I recently attended a retail conference in New York City with a speaker list packed with executives from well-known, online D-to-C (direct-to-consumer) companies.
These are the “disruptors” shaking up their industries, many building vertically integrated brands that avoid unnecessary markups and give consumers a new way to buy products that would have traditionally had a more storied brand name on them.
Some of the more renowned D-to-C examples include the following: Warby Parker will fit you for glasses by helping you choose a pair from a tray of six; Quip will sell you new toothbrush heads on a recurring basis; and bed-in-a-box companies like Casper or Purple will help you sleep better. Each one of these items delivered to your doorstep in a snappy-looking box.
These companies are all creating buzz in their early stages through polished websites, targeted marketing and blow-up-the-retail-model messaging. In fact, some have disrupted their industries so much that industry leaders have bought them. Mail-order razor blades turned out to be a billion-dollar idea, as Unilever acquired Dollar Shave Club for that amount in 2016.
But for all of the bluster that online shopping brings to a D-to-C company, it can also constrict revenue. In 2017, e-commerce accounted for just 10 percent of retail sales in the U.S. When they’ve exhausted the early adopters most likely to pull the trigger on an online sale, these D-to-C companies have been lured into a space they had considered unnecessary: the brick-and-mortar retail store.
Don’t Call it a Comeback
Nearly every marketer I spoke to at the conference mentioned the physical retail location as a way to reach beyond early adopters. You would think this change of heart about brick-and-mortar would breed feelings of failure, but the marketers actually relished the opportunity to have a brick-and-mortar outlet. Here are a few of the reasons they cited:
- It’s a chance to grow the brand outside normal marketing channels: Online marketing will help reach a sizable audience, but having your products in the personal grooming section of every Walmart store in the U.S. increases the brand recognition of your mail-order razor company to a much larger swath of people, whether or not they have a computer or smartphone.
- It can disarm skeptical consumers and push new products: A retail location can help eliminate, or at least calm, feelings of “I want to touch it/use it before I buy it.” Opening up branded boutiques or partnering with established stores allow potential customers to experience the quality craftsmanship your marketing has been lauding.
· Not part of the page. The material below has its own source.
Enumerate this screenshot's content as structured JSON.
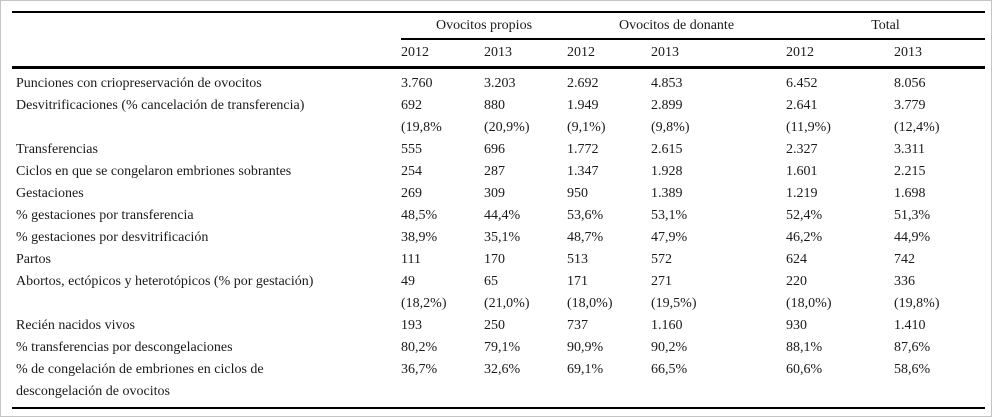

It can also lend your young brand credibility if your store (or product line) is next to established luxury retail brands. Furthermore, online shoppers typically make “safer” choices. A D-to-C shoe brand’s best-selling shoe online may be a traditional black flat. In a retail store, associates or mannequins wear trendy colors and styles, allowing consumers to see products “in the wild.” Best-selling in-store products may be quite different than online, which only propels a brand forward.
- It’s a place to hear and provide face-to-face feedback: Finally, a store helps an up-and-coming D-to-C company have a face. It’s a fallacy that email responses or website chats can satisfy a consumer’s need for feedback. A branded retail store in a high-traffic location gives an online company a place to get in-person high-fives when the product shines, or have face-to-face problem-solving sessions when something goes awry. Plus, a store is a great way for marketing teams to interact with consumers and get real insights to make better decisions. One D-to-C executive at the conference said she made all her new marketing hires work 40 hours a week in a store.
Physical Stores: The New Online Weapon?
It’s well known that omnichannel consumers (those who shop online and in-store) are the most valuable customers for any retailer. D-to-C brands are viewing stores as a shoppable billboard and an acquisition channel. The success of stores extends beyond sales that occur within the four walls. For instance, online brands that open a physical store tend to see online sales overperform in the market where the store opened. Marketers can then compare the lift in e-commerce sales to the sales before the store opened and attribute those sales to the physical store.
In the time of what I like to call “brick and mortar 2.0,” the retail store is still a means for hawking more products, but it’s also a means for feeding the online experience. Physical stores will keep flourishing as an acquisition channel for scaling D-to-C brands.
I had honestly thought the D-to-C movement was another sign that retail stores were on life support. However, I came away from this retail conference with the refreshing feeling that savvy companies are improving their products and increasing sales by reinventing a channel once thought to be extinct.
Erik Mansur is the vice president of product marketing at Nanigans, a company that arms in-house marketing teams with a complete software solution for measuring and optimizing cross-channel digital ad spend based on incremental revenue.